The New York Times reports that prosecutors from the Manhattan District Attorney’s Office, which is probing the possibility Trump or Trump Organization employees committed financial crimes, have interviewed several employees from the president’s bank and insurance broker over recent weeks, “significantly escalating an investigation…that he is powerless to stop.” Lawyers working for Cy Vance are said to have questioned Deutsche Bank employees about the company’s processes for making lending decisions; while the interviews were not focused on the firm’s relationship with Trump, bank officials reportedly expect Vance‘s office to “summon them for additional rounds of more specific questions in the near future.” As the Times notes, employees of Deutsche Bank and Aon, the insurance broker, could be key witnesses, given that the companies have a long history with the president and could “offer investigators a rich vein of information about the Trump Organization.”
In court filings, prosecutors have cited public accounts of Trump’s business dealings—like a Washington Post article concluding he may have inflated the value of his properties and his net worth to lenders and insurers—as justification for their inquiry. The president’s former lawyer Michael Cohen also told Congress in February 2019 that Trump and Trump Organization employees falsified his net worth depending on the situation; to try and get on Forbes’s list of the wealthiest people in America, he would allegedly offer an inflated figure, while “deflat[ing] his assets to reduce his real estate taxes.”

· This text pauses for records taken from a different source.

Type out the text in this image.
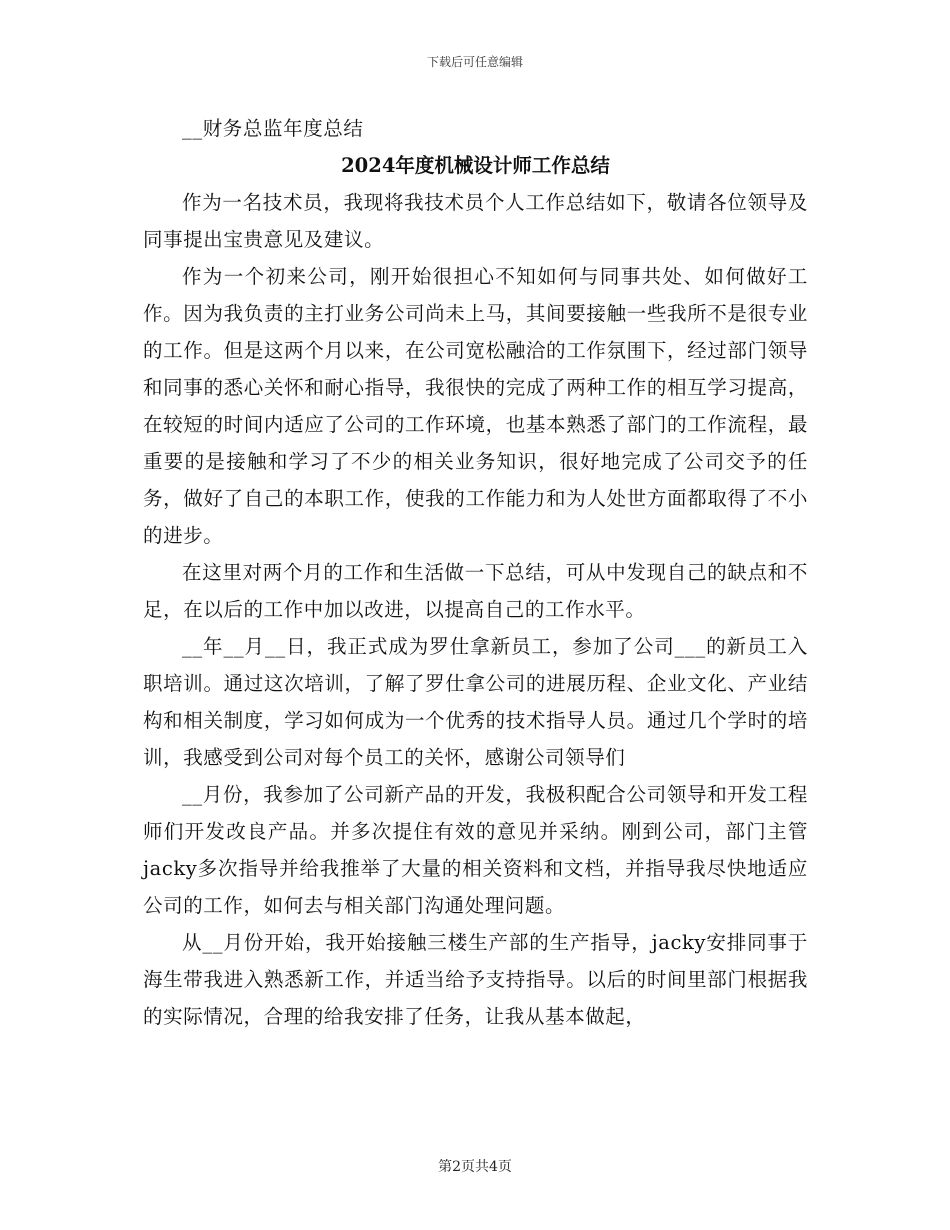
下载后可任意编辑

__财务总监年度总结

2024年度机械设计师工作总结

作为一名技术员，我现将我技术员个人工作总结如下，敬请各位领导及同事提出宝贵意见及建议。

作为一个初来公司，刚开始很担心不知如何与同事共处、如何做好工作。因为我负责的主打业务公司尚未上马，其间要接触一些我所不是很专业的工作。但是这两个月以来，在公司宽松融洽的工作氛围下，经过部门领导和同事的悉心关怀和耐心指导，我很快的完成了两种工作的相互学习提高，在较短的时间内适应了公司的工作环境，也基本熟悉了部门的工作流程，最重要的是接触和学习了不少的相关业务知识，很好地完成了公司交予的任务，做好了自己的本职工作，使我的工作能力和为人处世方面都取得了不小的进步。

在这里对两个月的工作和生活做一下总结，可从中发现自己的缺点和不足，在以后的工作中加以改进，以提高自己的工作水平。

__年__月__日，我正式成为罗仕拿新员工，参加了公司___的新员工入职培训。通过这次培训，了解了罗仕拿公司的进展历程、企业文化、产业结构和相关制度，学习如何成为一个优秀的技术指导人员。通过几个学时的培训，我感受到公司对每个员工的关怀，感谢公司领导们

__月份，我参加了公司新产品的开发，我极积配合公司领导和开发工程师们开发改良产品。并多次提住有效的意见并采纳。刚到公司，部门主管jacky多次指导并给我推举了大量的相关资料和文档，并指导我尽快地适应公司的工作，如何去与相关部门沟通处理问题。

从__月份开始，我开始接触三楼生产部的生产指导，jacky安排同事于海生带我进入熟悉新工作，并适当给予支持指导。以后的时间里部门根据我的实际情况，合理的给我安排了任务，让我从基本做起，

第2页共4页
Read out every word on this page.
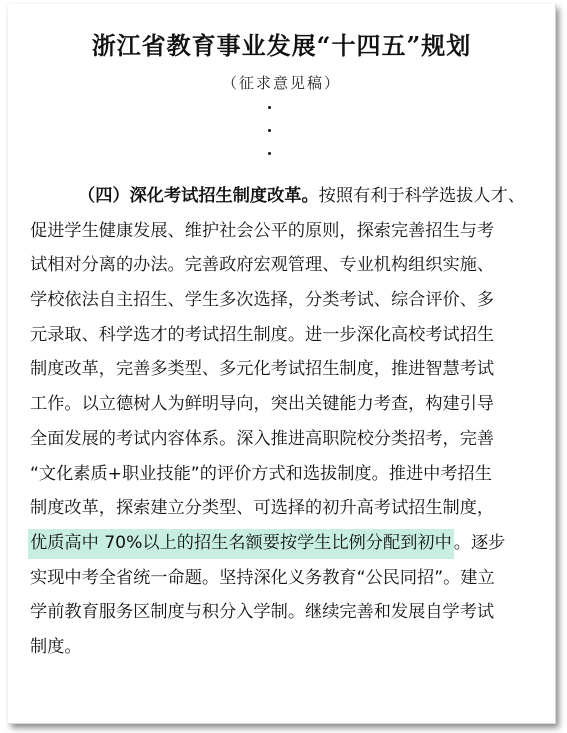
浙江省教育事业发展“十四五”规划
（征求意见稿）
（四）深化考试招生制度改革。按照有利于科学选拔人才、
促进学生健康发展、维护社会公平的原则，探索完善招生与考
试相对分离的办法。完善政府宏观管理、专业机构组织实施、
学校依法自主招生、学生多次选择，分类考试、综合评价、多
元录取、科学选才的考试招生制度。进一步深化高校考试招生
制度改革，完善多类型、多元化考试招生制度，推进智慧考试
工作。以立德树人为鲜明导向，突出关键能力考查，构建引导
全面发展的考试内容体系。深入推进高职院校分类招考，完善
“文化素质+职业技能”的评价方式和选拔制度。推进中考招生
制度改革，探索建立分类型、可选择的初升高考试招生制度，
优质高中 70%以上的招生名额要按学生比例分配到初中 。逐步
实现中考全省统一命题。坚持深化义务教育“公民同招”。建立
学前教育服务区制度与积分入学制。继续完善和发展自学考试
制度。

In fact, Deutsche Bank employees and executives reportedly suspected for years that Trump was inflating his assets by as much as 70%, according to the New York Times; the company apparently decided to continue lending the real estate developer money because they believed he had enough to personally guarantee the debt. (More recently, the bank has been eager to “end all ties” with its former client, whose loans of some $340 million start coming due in two years. Executives have discussed the possibility of selling them on the secondary market, per Reuters, just to be done with him, though such a scenario is unlikely because no one wants to touch him and his extremely messy financial drama with a 10,000-foot pole. In a nightmare scenario for Trump, because he’s personally guaranteed the loans, Deutsche Bank could seize his assets if he can’t pay up.)